As a cloud pentester, the few months after the cloud migration process has finished would be an excellent time for a pentest. The common wisdom in our industry is that pentests should be conducted when major changes are made to networks, as change can create new security vulnerabilities. That’s not the only time that pentests and red team engagements should be conducted, but it’s certainly a time when conducting a pentest is crucial.

Understanding security responsibilities in the cloud will directly affect your everyday work as a cloud pentester! You must understand what you’re allowed to do, what you’re forbidden to do, and why. Let’s examine the security responsibilities and the shared responsibility model.

Security responsibilities in the cloud

As a cloud pentester, it’s important for you to understand how the shared responsibility model works in the cloud. The two entities involved are the organization that’s using cloud services, and the cloud provider. When you conduct red team engagements, the organization is the entity you report to, whether you’re an employee or a third-party contractor.

Overall, the organization and the cloud provider have shared security responsibilities. This is often called the shared responsibility model. However, cloud security controls and responsibilities are divided between the two entities.

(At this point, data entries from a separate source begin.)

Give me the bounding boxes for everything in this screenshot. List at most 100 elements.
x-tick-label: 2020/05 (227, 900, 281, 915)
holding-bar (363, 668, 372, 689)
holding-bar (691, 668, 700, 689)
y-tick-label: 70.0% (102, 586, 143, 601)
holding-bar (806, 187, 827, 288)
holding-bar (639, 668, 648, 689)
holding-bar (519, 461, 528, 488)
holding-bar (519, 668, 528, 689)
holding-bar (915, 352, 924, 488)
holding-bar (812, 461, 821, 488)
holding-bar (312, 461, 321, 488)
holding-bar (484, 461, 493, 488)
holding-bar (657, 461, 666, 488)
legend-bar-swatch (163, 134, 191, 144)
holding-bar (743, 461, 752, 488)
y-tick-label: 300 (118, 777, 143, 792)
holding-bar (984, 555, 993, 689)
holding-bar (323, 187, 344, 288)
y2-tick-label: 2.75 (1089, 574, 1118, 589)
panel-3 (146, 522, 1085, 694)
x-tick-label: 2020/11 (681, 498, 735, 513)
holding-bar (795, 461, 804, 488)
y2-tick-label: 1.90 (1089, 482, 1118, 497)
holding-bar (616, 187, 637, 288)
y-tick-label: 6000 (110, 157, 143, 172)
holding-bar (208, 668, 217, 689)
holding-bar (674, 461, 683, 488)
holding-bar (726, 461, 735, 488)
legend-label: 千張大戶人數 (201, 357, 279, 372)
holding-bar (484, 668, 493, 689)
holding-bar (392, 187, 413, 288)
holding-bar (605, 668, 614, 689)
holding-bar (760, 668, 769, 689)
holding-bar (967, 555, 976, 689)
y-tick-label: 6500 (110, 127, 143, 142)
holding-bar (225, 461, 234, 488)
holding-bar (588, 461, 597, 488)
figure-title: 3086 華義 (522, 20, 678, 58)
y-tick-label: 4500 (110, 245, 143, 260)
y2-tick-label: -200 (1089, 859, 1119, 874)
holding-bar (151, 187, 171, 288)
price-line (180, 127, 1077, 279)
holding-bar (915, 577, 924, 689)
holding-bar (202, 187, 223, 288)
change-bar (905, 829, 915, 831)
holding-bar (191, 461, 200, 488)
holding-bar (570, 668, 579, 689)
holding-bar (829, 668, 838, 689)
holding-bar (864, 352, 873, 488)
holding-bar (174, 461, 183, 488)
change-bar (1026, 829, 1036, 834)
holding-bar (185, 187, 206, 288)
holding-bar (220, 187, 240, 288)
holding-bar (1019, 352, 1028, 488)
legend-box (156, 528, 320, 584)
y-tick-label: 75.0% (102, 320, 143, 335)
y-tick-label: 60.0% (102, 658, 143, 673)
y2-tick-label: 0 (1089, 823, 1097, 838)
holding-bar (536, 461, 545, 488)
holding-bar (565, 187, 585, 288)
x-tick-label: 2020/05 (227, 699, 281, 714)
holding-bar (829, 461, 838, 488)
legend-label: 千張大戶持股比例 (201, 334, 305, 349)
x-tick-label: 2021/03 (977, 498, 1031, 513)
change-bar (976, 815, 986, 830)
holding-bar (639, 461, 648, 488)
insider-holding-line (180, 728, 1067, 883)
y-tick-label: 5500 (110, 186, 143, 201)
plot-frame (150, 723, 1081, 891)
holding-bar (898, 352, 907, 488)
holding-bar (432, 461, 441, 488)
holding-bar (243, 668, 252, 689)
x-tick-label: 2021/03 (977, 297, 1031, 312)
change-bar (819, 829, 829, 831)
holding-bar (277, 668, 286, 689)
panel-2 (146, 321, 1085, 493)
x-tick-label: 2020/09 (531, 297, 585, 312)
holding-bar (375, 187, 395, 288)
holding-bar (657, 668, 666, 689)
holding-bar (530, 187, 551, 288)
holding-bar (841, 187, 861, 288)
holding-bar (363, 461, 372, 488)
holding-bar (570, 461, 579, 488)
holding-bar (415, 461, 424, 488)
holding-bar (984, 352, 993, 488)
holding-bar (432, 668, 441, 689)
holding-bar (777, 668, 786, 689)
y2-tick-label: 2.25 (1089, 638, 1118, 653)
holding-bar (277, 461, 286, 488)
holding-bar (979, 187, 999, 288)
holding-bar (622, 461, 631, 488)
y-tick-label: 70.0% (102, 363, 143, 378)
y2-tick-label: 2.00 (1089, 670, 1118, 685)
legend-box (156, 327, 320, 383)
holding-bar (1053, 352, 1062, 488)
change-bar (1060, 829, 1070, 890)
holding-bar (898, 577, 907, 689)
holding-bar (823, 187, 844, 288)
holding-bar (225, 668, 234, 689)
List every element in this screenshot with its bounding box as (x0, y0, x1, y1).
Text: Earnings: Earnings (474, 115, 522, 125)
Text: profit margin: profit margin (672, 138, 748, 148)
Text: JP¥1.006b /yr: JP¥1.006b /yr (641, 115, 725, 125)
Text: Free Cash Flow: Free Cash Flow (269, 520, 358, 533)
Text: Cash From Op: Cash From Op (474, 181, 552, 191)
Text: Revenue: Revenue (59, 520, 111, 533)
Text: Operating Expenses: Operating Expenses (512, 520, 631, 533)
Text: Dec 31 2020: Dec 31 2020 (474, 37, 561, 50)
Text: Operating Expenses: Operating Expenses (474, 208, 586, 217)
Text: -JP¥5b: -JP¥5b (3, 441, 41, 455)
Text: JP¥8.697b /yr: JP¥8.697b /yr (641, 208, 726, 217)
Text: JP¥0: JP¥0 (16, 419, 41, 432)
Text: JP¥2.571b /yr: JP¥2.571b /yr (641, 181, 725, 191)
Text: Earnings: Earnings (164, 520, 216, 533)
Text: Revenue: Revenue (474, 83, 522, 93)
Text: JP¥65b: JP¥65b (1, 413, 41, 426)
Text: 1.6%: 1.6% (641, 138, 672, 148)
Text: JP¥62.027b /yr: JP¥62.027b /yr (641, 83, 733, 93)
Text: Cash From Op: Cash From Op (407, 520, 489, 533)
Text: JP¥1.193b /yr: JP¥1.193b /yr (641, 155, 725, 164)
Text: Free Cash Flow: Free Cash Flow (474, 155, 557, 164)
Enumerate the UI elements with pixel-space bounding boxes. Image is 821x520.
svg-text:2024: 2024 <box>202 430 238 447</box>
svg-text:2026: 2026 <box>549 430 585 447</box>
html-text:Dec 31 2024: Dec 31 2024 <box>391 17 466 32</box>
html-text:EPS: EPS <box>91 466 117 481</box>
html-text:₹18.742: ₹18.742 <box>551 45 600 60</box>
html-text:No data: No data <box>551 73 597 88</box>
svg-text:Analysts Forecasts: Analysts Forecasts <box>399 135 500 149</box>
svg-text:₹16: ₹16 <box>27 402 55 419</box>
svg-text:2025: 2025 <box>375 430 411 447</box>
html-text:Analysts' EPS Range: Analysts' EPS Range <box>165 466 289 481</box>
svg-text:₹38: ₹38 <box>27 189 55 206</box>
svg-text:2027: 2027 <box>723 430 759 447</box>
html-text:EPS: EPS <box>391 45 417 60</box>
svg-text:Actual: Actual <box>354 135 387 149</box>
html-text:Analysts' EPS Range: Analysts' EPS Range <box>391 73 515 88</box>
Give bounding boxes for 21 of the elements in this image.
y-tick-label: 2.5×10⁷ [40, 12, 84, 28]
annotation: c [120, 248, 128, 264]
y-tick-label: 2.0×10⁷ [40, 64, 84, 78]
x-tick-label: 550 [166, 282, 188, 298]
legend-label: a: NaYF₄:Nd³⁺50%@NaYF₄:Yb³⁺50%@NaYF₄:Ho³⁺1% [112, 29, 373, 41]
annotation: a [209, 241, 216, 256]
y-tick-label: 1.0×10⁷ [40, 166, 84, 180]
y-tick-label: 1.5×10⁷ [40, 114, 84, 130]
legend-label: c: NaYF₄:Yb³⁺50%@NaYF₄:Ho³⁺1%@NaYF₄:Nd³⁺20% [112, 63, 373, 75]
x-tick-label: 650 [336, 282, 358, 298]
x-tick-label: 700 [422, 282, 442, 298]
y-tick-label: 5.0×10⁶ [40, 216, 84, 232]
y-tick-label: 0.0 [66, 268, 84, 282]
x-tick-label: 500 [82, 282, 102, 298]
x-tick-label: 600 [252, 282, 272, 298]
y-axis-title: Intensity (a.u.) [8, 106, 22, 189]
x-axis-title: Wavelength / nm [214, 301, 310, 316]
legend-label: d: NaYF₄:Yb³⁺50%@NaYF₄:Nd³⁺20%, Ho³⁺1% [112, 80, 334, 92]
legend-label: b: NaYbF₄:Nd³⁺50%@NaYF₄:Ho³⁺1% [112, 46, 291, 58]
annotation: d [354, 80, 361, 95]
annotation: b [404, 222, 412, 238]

It’s important for you to understand what the cloud provider is responsible for and what the organization you’re working for is responsible for. At the beginning of each pentest or red team engagement, you will sign a contract that outlines the scope of the pentests and what you’re allowed and not allowed to do. You absolutely must abide by the contract and only pentest within your assigned scope. When you pentest a cloud network, you’re not just simulating cyber attacks in your employer’s environment. You’re also simulating cyber attacks within AWS, Azure, or GCP’s infrastructure. The cloud providers have their own rules for what you’re allowed and not allowed to do. If you’ve pentested on-premises networks before, you may find that your scope and permissions are more limited when pentesting a cloud environment.